Поэтому актёры второй категории расселись в зале поближе к выходу, чтоб после собрания сразу бежать в буфет – вдруг минтай достанется.
– Дорогие друзья, коллеги, – главный режиссёр Худоченко говорил сидя в зале, на первом ряду, спиной к коллегам. То ли считал это проявлением своей демократичности, то ли просто лень ему было стоять. Как бы то ни было, всем приходилось напрягать слух, чтоб уловить слова главрежа. – У меня для вас неожиданная, но очень приятная новость…
– Сельцев умер?!! – предположил кто-то с заднего ряда. Сельцев был главным художником театра. На собрания и худсоветы не ходил, вообще появлялся редко. Но труппа его не любила, возможно, как раз за это. Что может улучшиться в жизни простых актёров со смертью главного художника,  никто не задумывался, однако многим подобный исход представлялся  весьма желанным.

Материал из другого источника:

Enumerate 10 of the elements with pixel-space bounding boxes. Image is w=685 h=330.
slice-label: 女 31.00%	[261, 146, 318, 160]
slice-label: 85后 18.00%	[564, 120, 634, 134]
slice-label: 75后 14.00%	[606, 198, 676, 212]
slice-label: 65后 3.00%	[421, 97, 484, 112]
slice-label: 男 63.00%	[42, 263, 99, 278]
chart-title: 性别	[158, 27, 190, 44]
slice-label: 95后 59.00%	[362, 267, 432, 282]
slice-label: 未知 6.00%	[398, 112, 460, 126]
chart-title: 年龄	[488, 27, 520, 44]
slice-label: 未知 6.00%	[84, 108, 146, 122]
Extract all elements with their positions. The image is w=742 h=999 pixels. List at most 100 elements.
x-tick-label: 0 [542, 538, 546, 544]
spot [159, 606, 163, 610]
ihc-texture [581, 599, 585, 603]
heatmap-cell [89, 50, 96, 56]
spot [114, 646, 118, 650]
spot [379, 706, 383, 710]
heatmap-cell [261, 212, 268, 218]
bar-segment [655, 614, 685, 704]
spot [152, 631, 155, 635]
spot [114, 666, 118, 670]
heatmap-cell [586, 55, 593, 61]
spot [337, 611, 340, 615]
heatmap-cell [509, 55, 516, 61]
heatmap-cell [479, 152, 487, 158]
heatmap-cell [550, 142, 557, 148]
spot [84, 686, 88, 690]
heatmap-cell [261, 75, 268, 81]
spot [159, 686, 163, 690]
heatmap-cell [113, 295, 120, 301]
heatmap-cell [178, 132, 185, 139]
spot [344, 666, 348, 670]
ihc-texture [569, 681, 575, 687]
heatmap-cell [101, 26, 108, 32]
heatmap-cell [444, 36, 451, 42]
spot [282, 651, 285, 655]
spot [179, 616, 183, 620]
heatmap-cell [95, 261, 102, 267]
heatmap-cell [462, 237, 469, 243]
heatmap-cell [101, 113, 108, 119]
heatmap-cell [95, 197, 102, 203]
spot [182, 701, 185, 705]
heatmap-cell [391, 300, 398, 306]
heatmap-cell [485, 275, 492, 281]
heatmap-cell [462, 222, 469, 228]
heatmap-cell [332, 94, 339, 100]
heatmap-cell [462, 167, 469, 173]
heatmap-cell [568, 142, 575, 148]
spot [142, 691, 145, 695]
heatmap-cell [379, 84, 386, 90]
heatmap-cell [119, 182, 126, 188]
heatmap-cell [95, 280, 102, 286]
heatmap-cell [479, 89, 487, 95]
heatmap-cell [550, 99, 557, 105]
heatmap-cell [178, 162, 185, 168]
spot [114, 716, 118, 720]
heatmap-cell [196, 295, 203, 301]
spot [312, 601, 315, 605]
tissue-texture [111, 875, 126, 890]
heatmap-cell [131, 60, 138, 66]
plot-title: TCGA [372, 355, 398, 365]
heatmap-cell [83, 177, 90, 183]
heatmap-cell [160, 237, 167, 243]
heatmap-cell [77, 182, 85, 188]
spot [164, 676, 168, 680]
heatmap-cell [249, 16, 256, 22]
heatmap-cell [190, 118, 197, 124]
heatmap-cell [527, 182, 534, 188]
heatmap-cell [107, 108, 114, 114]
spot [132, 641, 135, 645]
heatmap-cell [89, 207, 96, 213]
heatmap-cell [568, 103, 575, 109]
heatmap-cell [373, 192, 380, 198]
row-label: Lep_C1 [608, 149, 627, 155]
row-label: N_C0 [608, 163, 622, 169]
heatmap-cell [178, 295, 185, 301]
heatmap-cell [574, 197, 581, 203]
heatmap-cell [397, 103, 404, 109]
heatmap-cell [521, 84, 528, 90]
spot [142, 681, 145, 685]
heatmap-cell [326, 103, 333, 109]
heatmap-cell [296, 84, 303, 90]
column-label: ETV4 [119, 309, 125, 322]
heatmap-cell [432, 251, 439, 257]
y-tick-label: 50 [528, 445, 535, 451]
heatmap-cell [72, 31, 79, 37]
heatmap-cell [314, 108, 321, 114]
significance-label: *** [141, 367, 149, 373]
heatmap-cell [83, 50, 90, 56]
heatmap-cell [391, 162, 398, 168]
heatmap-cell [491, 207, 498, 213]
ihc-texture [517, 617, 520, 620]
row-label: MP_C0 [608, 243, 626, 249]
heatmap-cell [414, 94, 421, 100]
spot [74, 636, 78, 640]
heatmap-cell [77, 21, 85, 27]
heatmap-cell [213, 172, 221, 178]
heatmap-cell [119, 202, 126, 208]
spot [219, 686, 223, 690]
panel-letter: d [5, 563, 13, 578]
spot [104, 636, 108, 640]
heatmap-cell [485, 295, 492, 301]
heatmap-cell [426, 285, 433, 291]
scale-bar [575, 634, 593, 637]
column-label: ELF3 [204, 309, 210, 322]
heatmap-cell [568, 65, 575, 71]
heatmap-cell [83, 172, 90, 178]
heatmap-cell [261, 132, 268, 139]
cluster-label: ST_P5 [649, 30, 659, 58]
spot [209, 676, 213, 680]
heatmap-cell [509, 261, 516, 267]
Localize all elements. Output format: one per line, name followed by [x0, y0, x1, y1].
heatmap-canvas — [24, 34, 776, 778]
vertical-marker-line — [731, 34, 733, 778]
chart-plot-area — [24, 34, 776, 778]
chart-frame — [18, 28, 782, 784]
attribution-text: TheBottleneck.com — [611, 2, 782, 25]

– Нет, – поморщился Худоченко. – Давайте как-то посерьёзнее.
– А для вас кончина главного художника недостаточно серьёзное событие? –  вновь донеслось сзади.
Худоченко реплику проигнорировал, но с места встал и развернулся к залу, чтоб вычислить остроумца. Увидел лишь десятки преданных, любящих, внимательных глаз и продолжил:
– Итак, коллеги. В самый последний момент банк «Мезозой-кредит» включил наш театр в списки участников конкурса «Мы – одна семья». Условия таковы: в конкурсе может принять участие творческая молодёжь до тридцати лет. Рассматриваются любые работы – спектакль, этюд, песня. Эссе или рассказ можете написать,  лишь бы…
– Аркадий Севастьянович, а басню в лицах можно? – спросила травести Милоедова.
– Можно. Так вот, любые работы, лишь бы в них утверждался принцип нерушимой дружбы и братства…
– А гобелен цветными нитками вышить можно? По точкам, я в магазине такие видела, – вновь подала голос Милоедова.
– Повторяю – абсолютно любые творческие работы. Любые, но творческие. Так вот, дружбы и братства,  да хоть где угодно: в коллективе, в городе, в стране. Например «театр – одна семья»…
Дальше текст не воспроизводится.